According to the company’s Mexican lawyer, that agreement is still valid based on the Federal Tax Code of Mexico; “Unless and until it is annulled by a court of last resort,” the company said.
However, the disputes between the mining company and the Tax Administration Service (SAT) do not end there. According to its report for the fourth quarter of 2020, the mining company should pay 219.2 million dollars for “the incremental income tax for the years 2010-2018.” That figure is before interest and penalties, without mitigating adjustments.
However, in that document First Majestic rejects a “tax liability” related to PEM’s tax dispute with the SAT.
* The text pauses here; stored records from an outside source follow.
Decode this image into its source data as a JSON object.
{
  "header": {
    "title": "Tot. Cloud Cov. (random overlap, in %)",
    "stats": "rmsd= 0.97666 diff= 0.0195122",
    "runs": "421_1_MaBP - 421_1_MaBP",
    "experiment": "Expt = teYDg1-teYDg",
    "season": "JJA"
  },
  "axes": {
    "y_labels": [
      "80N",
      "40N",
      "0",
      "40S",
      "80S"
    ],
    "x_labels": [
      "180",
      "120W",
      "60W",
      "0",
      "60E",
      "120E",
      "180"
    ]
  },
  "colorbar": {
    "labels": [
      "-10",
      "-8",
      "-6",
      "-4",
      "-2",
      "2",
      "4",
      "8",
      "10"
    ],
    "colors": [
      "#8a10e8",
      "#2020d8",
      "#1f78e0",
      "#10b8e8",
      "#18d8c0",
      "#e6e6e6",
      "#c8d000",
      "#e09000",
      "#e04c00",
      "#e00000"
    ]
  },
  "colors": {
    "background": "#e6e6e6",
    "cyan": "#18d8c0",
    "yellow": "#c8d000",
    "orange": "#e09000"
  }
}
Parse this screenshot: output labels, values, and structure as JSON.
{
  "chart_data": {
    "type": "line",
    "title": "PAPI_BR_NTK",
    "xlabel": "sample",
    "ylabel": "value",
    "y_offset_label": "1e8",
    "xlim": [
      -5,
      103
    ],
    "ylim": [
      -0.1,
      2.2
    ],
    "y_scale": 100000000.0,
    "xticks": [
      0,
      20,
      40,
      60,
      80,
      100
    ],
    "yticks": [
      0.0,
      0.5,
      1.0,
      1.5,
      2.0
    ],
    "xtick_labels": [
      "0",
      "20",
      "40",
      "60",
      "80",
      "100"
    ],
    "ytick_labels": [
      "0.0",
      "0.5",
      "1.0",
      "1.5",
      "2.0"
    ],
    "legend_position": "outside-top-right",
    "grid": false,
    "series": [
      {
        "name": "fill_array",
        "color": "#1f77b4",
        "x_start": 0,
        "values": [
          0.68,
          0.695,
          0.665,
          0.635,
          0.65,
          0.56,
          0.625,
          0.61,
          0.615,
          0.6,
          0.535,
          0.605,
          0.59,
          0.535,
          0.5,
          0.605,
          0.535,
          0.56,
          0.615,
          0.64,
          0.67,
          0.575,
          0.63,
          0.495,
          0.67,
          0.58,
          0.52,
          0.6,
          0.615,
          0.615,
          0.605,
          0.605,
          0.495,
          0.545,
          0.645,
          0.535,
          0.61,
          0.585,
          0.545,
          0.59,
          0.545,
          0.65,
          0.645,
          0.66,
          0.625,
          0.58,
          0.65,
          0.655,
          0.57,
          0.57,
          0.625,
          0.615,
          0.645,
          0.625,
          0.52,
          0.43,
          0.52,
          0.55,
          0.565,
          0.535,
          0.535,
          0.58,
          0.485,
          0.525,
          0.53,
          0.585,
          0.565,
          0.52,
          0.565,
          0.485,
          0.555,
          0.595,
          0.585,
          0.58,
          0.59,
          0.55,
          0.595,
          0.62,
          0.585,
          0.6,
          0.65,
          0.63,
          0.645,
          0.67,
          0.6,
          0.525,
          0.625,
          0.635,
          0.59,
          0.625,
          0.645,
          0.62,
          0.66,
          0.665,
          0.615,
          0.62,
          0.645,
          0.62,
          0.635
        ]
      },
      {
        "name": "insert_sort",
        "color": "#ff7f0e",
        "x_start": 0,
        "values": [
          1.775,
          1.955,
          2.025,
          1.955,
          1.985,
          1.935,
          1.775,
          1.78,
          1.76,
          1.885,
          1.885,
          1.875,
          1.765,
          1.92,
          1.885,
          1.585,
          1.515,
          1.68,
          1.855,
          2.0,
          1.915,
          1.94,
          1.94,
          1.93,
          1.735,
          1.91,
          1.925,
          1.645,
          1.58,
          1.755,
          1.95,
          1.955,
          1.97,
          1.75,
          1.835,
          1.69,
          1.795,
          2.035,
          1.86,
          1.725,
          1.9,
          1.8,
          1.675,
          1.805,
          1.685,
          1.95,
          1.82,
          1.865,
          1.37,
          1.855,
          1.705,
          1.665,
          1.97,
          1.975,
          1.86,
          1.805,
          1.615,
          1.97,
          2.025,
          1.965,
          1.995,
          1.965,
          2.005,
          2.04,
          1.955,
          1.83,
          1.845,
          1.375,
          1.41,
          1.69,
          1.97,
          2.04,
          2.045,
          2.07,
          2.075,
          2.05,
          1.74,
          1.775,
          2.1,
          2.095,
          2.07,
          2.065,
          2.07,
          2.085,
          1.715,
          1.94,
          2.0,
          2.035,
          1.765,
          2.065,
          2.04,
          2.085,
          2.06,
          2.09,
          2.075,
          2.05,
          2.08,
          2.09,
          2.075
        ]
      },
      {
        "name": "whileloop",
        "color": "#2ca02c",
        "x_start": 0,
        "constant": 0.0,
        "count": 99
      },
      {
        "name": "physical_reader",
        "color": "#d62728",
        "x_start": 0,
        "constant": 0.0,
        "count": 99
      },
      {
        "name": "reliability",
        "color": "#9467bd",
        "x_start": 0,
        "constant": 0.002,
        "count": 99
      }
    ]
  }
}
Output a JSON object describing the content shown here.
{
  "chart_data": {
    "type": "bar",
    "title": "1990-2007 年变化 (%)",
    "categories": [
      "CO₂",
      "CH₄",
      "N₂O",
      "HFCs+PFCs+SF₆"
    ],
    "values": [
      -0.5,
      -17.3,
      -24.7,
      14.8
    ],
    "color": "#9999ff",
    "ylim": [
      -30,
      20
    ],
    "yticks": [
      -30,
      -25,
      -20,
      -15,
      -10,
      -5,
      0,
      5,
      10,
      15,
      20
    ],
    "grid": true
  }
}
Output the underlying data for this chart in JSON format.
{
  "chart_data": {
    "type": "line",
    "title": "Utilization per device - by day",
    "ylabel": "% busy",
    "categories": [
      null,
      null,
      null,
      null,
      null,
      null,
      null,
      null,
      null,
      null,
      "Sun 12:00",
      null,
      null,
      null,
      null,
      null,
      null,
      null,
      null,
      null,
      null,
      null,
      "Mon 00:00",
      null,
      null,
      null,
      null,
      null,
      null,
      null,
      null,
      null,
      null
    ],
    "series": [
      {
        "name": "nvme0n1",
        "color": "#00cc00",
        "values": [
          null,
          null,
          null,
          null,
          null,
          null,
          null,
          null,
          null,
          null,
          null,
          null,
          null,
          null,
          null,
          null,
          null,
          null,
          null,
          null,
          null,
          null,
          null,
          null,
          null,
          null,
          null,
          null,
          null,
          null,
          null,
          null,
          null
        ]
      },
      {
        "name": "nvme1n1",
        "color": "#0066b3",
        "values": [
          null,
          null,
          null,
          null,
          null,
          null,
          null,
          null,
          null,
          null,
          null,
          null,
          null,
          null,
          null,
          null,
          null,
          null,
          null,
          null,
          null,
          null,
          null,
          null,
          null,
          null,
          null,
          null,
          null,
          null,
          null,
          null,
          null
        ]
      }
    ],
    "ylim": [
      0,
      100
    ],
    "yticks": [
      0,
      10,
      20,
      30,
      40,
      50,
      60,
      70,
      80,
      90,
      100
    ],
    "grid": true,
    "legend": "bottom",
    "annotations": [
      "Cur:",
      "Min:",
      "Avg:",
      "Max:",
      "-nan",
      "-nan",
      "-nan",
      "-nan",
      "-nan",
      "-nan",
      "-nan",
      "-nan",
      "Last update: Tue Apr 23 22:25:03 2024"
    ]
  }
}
In addition, the company noted that the local government has not wanted to participate in the mutual agreement procedures. These are under three international double tax treaties signed by Mexico.
So, First Majestic instructed its Washington DC international arbitration attorney, Arent Fox, to initiate the process under ICSID rules. Thus, it seeks to constitute a neutral and independent arbitration tribunal to adjudicate the dispute under Chapter 11 of NAFTA with the government of Mexico.